CSG project cancellations a step in the right direction


In a win for communities across the state, today AGL has announced it will not pursue a number of coal seam gas (CSG) projects. 

The company will sell back one exploration licence covering southwest Sydney and two covering a major portion of the Hunter valley.

AGL will sell back its exploration licences under the Government’s buyback scheme. The budget revealed the buyback scheme was set to expire on 30 June 2015, and was quietly extended last week.

This decision is a step in the right direction to protect our land and water from risks posed by CSG.

However, serious concerns remain around the fact that AGL will proceed with its controversial Gloucester CSG project. The community has been rightly concerned about the company’s transparency and efforts to mitigate impacts on the local water supply. 
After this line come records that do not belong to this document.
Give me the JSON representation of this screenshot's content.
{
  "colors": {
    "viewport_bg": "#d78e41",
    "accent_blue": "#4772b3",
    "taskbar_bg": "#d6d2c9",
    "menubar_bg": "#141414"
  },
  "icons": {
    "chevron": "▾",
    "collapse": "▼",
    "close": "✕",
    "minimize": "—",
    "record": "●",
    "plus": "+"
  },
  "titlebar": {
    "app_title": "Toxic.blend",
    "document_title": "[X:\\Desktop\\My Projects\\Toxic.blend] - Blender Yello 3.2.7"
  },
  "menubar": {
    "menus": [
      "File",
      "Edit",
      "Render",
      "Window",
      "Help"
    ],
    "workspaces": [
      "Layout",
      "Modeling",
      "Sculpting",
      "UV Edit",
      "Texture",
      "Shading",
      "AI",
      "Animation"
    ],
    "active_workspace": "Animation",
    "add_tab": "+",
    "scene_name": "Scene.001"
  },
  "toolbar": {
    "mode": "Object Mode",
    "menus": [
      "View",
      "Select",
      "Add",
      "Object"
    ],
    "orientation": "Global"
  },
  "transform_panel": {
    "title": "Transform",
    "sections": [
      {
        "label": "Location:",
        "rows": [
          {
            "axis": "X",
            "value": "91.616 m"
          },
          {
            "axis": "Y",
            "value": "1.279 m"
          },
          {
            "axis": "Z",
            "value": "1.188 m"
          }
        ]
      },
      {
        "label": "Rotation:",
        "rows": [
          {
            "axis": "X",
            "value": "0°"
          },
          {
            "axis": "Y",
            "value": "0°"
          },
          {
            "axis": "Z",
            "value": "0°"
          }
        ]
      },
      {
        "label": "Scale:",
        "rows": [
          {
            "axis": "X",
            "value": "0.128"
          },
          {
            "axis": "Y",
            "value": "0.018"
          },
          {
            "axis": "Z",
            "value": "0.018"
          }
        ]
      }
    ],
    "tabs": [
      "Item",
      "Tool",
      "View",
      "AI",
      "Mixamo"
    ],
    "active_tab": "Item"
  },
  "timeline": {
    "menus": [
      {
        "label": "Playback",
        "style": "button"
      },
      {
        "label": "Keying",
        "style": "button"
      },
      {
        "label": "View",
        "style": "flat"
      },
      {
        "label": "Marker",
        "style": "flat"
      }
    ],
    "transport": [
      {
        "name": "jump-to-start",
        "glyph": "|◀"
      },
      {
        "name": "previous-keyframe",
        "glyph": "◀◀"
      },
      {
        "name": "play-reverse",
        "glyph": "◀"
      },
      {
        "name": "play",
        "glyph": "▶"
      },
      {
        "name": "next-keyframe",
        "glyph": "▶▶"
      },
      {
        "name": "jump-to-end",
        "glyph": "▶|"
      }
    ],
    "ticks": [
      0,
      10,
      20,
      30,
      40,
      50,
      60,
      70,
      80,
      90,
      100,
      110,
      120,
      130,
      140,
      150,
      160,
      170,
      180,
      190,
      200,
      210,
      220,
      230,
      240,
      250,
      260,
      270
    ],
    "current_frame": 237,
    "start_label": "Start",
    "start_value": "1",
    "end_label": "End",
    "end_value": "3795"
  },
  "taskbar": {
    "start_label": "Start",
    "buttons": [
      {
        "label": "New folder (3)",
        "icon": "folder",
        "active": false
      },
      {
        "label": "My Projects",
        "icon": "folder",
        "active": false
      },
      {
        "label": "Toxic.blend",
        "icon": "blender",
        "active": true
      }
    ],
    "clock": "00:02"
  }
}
Quotes attributable to Shadow Minister for Resources & Energy Adam Searle

“The news that AGL will not proceed with a number of projects is a step in the right direction to protecting our land and water from risks posed by coal seam gas.”

“We remain concerned that the Gloucester project will proceed despite serious questions and significant community unease about its environmental impacts."

"Operations that cannot prove to be safe at every stage of the process should not proceed – and AGL has not proven to the Gloucester community that this CSG project is safe.”

“The vast majority of CSG licences being bought back have no gas worth extracting – and as we see today, major CSG projects are going ahead despite strong community opposition.” 

“Labor will continue to press for a statewide moratorium on CSG, and for all of the Chief Scientist’s recommendations to be implemented.”